Tuesday, June 9, 2009

Dr. Seuss's Message for Grads


Derek Dunn-Rankin, top guy at the local press, told readers last Sunday there would always be a place for a well-edited newspaper. Unfortunately, that place isn’t his DeSoto Sun.


Today’s two-page photo feature of DeSoto High School’s Friday graduation and the after-party activities forgo editing entirely. One page shows photos taken at the high school gym (“Project Graduation,” designed to keep kids off the streets and out of trouble during their celebration), and the other page shows snaps from Turner Agri-Civic Center, the local auditorium and site of the cap-and-gown ceremony.

The editor had all weekend and all day Monday (no Monday publication in this one-daily town) to design, lay out, write and proofread. Readers can judge the quality of the layout at a glance, but it takes some time to figure out that the very last picture on the page shows the grads preparing to enter the opening processional. ... they who are last shall be ....?


Reading the cutlines (captions) takes a bit of intestinal fortitude. Three page-10 cutlines refer to "Friday." Six cutlines identify "the Turner Center" using two different names interchangeably. Two cutlines describe moving morterboard tassels as a sign of graduation. One young woman is described as graduating with an “associate degree” and hoping to go on for a “master’s degree.” (I’m barking at the omitted apostrophe, the omitted bachelor’s step and the omitted name of the A.A. granting institution.)


Over on the party page, cutlines repeat, repeat, repeat "where" and "why" in much the same fashion. The finished product reads as if 21 people organized 21 photographs with no idea that they'd be packaged together.

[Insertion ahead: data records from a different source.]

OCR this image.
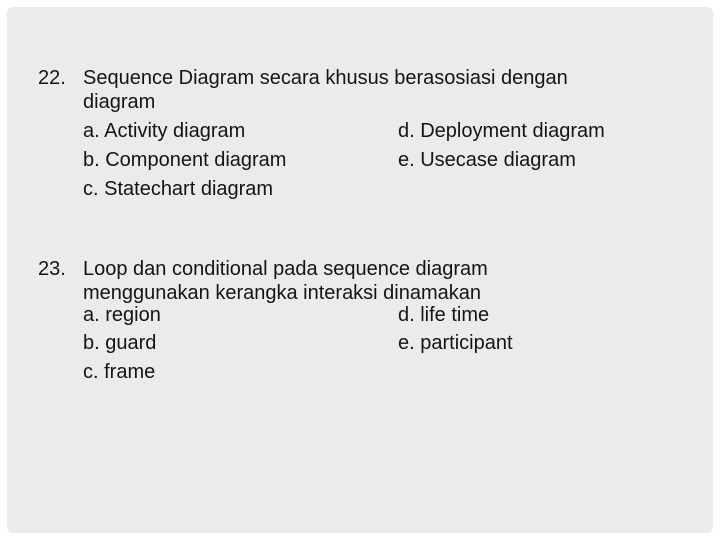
22. Sequence Diagram secara khusus berasosiasi dengan
diagram
a. Activity diagram	d. Deployment diagram
b. Component diagram	e. Usecase diagram
c. Statechart diagram
23. Loop dan conditional pada sequence diagram
menggunakan kerangka interaksi dinamakan
a. region	d. life time
b. guard	e. participant
c. frame
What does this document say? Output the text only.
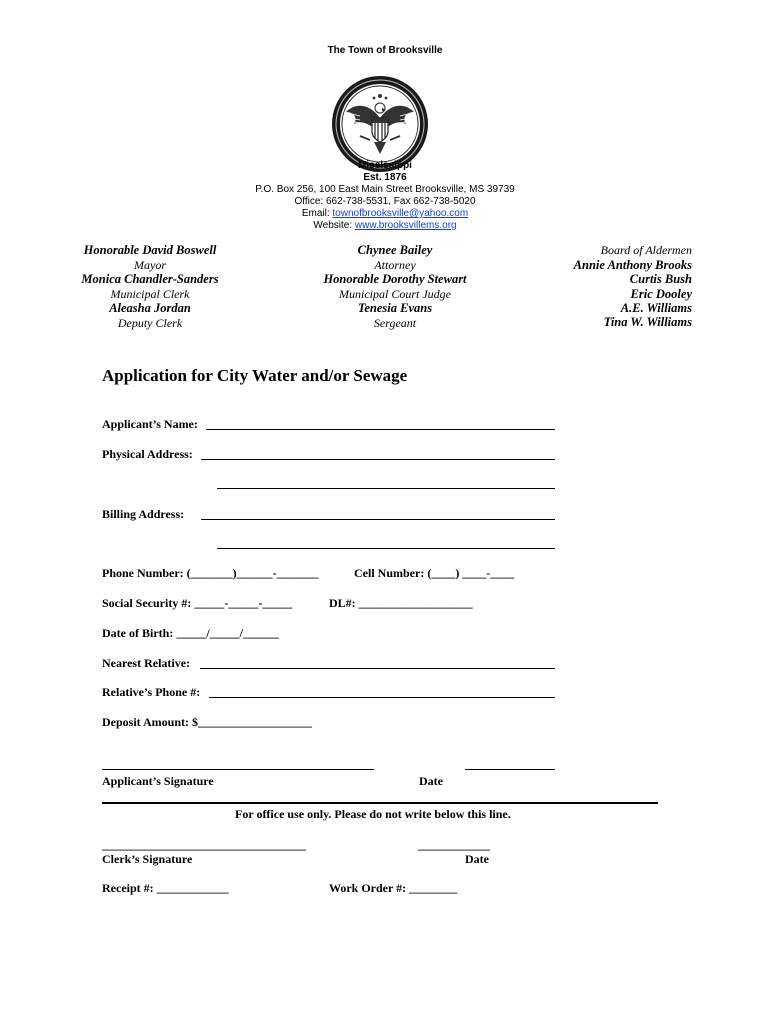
The Town of Brooksville
Mississippi
Est. 1876
P.O. Box 256, 100 East Main Street Brooksville, MS 39739
Office: 662-738-5531, Fax 662-738-5020
Email: townofbrooksville@yahoo.com
Website: www.brooksvillems.org
Honorable David Boswell
Mayor
Monica Chandler-Sanders
Municipal Clerk
Aleasha Jordan
Deputy Clerk
Chynee Bailey
Attorney
Honorable Dorothy Stewart
Municipal Court Judge
Tenesia Evans
Sergeant
Board of Aldermen
Annie Anthony Brooks
Curtis Bush
Eric Dooley
A.E. Williams
Tina W. Williams
Application for City Water and/or Sewage
Applicant’s Name:
Physical Address:
Billing Address:
Phone Number: (_______)______-_______	Cell Number: (____) ____-____
Social Security #: _____-_____-_____	DL#: ___________________
Date of Birth: _____/_____/______
Nearest Relative:
Relative’s Phone #:
Deposit Amount: $___________________
Applicant’s Signature	Date
For office use only. Please do not write below this line.
__________________________________	____________
Clerk’s Signature	Date
Receipt #: ____________	Work Order #: ________
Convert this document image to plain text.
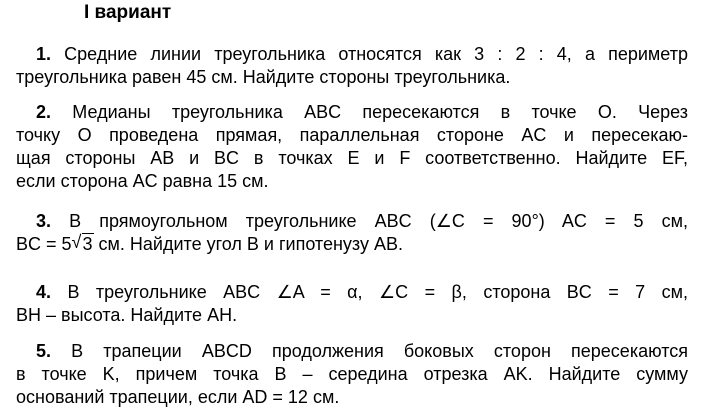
I вариант
1. Средние линии треугольника относятся как 3 : 2 : 4, а периметр
треугольника равен 45 см. Найдите стороны треугольника.
2. Медианы треугольника ABC пересекаются в точке O. Через
точку O проведена прямая, параллельная стороне AC и пересекаю-
щая стороны AB и BC в точках E и F соответственно. Найдите EF,
если сторона AC равна 15 см.
3. В прямоугольном треугольнике ABC (∠C = 90°) AC = 5 см,
BC = 5 √ 3 см. Найдите угол B и гипотенузу AB.
4. В треугольнике ABC ∠A = α, ∠C = β, сторона BC = 7 см,
BH – высота. Найдите AH.
5. В трапеции ABCD продолжения боковых сторон пересекаются
в точке K, причем точка B – середина отрезка AK. Найдите сумму
оснований трапеции, если AD = 12 см.
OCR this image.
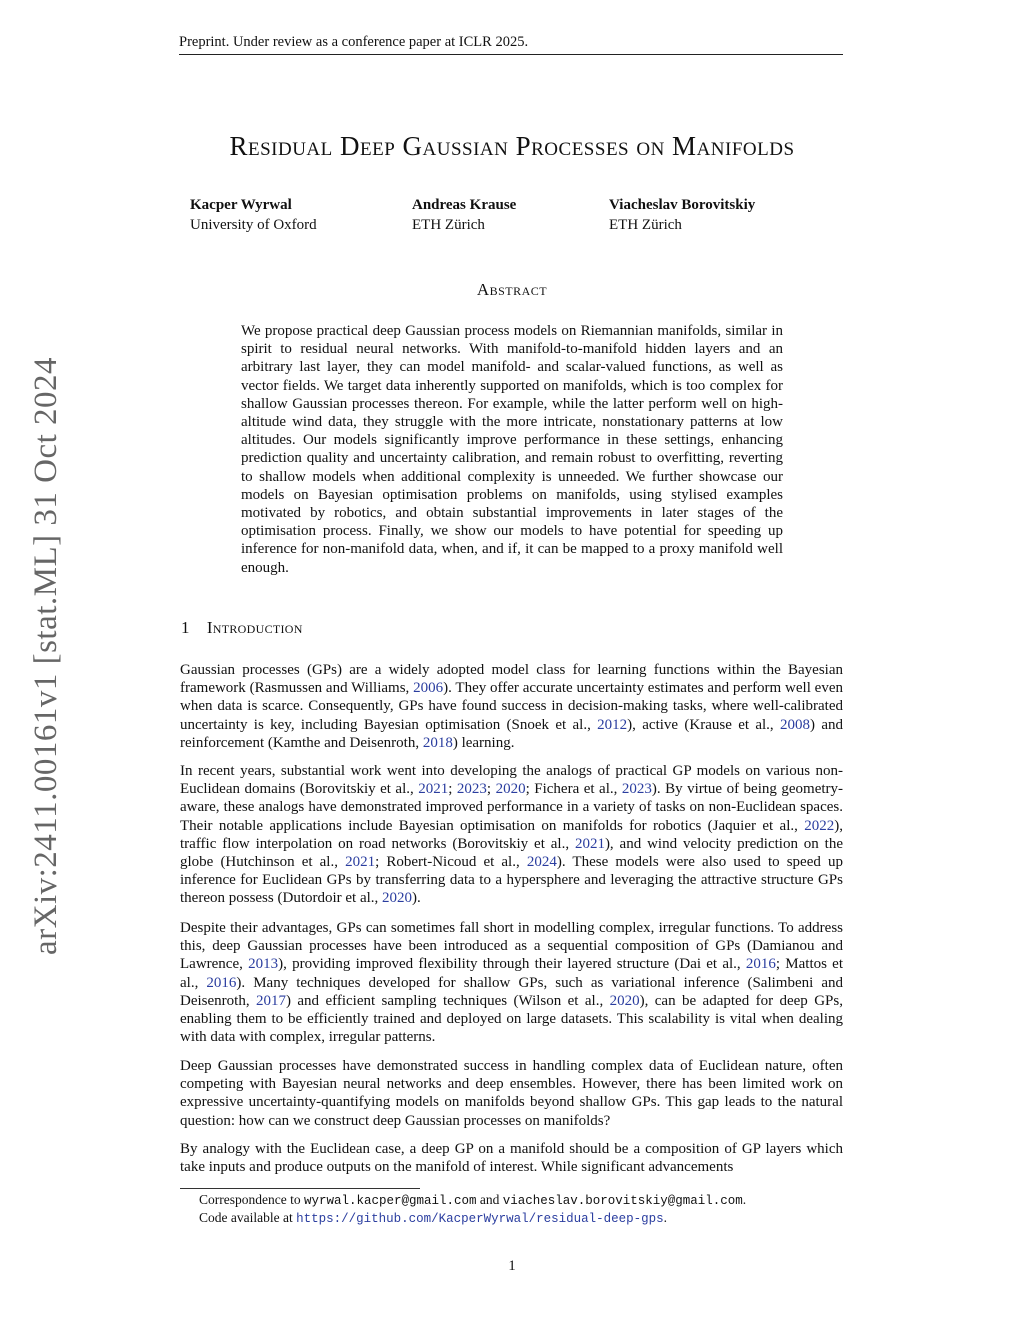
Preprint. Under review as a conference paper at ICLR 2025.
Residual Deep Gaussian Processes on Manifolds
Kacper Wyrwal
University of Oxford
Andreas Krause
ETH Zürich
Viacheslav Borovitskiy
ETH Zürich
Abstract
We propose practical deep Gaussian process models on Riemannian manifolds, similar in spirit to residual neural networks. With manifold-to-manifold hidden layers and an arbitrary last layer, they can model manifold- and scalar-valued functions, as well as vector fields. We target data inherently supported on manifolds, which is too complex for shallow Gaussian processes thereon. For example, while the latter perform well on high-altitude wind data, they struggle with the more intricate, nonstationary patterns at low altitudes. Our models significantly improve performance in these settings, enhancing prediction quality and uncertainty calibration, and remain robust to overfitting, reverting to shallow models when additional complexity is unneeded. We further showcase our models on Bayesian optimisation problems on manifolds, using stylised examples motivated by robotics, and obtain substantial improvements in later stages of the optimisation process. Finally, we show our models to have potential for speeding up inference for non-manifold data, when, and if, it can be mapped to a proxy manifold well enough.
1 Introduction
Gaussian processes (GPs) are a widely adopted model class for learning functions within the Bayesian framework (Rasmussen and Williams, 2006). They offer accurate uncertainty estimates and perform well even when data is scarce. Consequently, GPs have found success in decision-making tasks, where well-calibrated uncertainty is key, including Bayesian optimisation (Snoek et al., 2012), active (Krause et al., 2008) and reinforcement (Kamthe and Deisenroth, 2018) learning.
In recent years, substantial work went into developing the analogs of practical GP models on various non-Euclidean domains (Borovitskiy et al., 2021; 2023; 2020; Fichera et al., 2023). By virtue of being geometry-aware, these analogs have demonstrated improved performance in a variety of tasks on non-Euclidean spaces. Their notable applications include Bayesian optimisation on manifolds for robotics (Jaquier et al., 2022), traffic flow interpolation on road networks (Borovitskiy et al., 2021), and wind velocity prediction on the globe (Hutchinson et al., 2021; Robert-Nicoud et al., 2024). These models were also used to speed up inference for Euclidean GPs by transferring data to a hypersphere and leveraging the attractive structure GPs thereon possess (Dutordoir et al., 2020).
Despite their advantages, GPs can sometimes fall short in modelling complex, irregular functions. To address this, deep Gaussian processes have been introduced as a sequential composition of GPs (Damianou and Lawrence, 2013), providing improved flexibility through their layered structure (Dai et al., 2016; Mattos et al., 2016). Many techniques developed for shallow GPs, such as variational inference (Salimbeni and Deisenroth, 2017) and efficient sampling techniques (Wilson et al., 2020), can be adapted for deep GPs, enabling them to be efficiently trained and deployed on large datasets. This scalability is vital when dealing with data with complex, irregular patterns.
Deep Gaussian processes have demonstrated success in handling complex data of Euclidean nature, often competing with Bayesian neural networks and deep ensembles. However, there has been limited work on expressive uncertainty-quantifying models on manifolds beyond shallow GPs. This gap leads to the natural question: how can we construct deep Gaussian processes on manifolds?
By analogy with the Euclidean case, a deep GP on a manifold should be a composition of GP layers which take inputs and produce outputs on the manifold of interest. While significant advancements
Correspondence to wyrwal.kacper@gmail.com and viacheslav.borovitskiy@gmail.com.
Code available at https://github.com/KacperWyrwal/residual-deep-gps.
1
arXiv:2411.00161v1 [stat.ML] 31 Oct 2024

But maybe all this is in unintended homage to Dr. Seuss, who provided the theme for the evening. (Remember, 80 percent of DeSoto High 10th graders who took this year’s FCAT can’t read at grade level.)


The feature story, which starts on the local front and jumps, refers to a gym "bedecked with artistry." The writer reports parents saying "goodbye," and fleshes out the story by quoting nearly half of a lengthly Dr. Seuss poem, "Oh, the Places You'll Go," instead of reporting on the news. The free-lancer claims to be a humor writer -- but an editor, not so much. The writer's Web page includes obvious typos ("I'm way to conceited for my own good"), strange grammar ("My publicist says this is the page I am supposed to tell you all about me and how great I am. The fact I even have a publicist is scary."), and her computer-services Internet site is riddled with random Germanic capitalizations, irregular spellings, missing apostrophes, and badly punctuated sentences ("...which I do to bug people, primarly my editor," tossed hopefully in.)

That's OK, a humorist admits the need an editor. Paper President Dunn-Rankin as much as promised one -- after all, that's what newspaper editors do, right? Unfortunately, both he and the staff of editors in Arcadia -- assembling the biggest story of this little town this season -- all failed to deliver.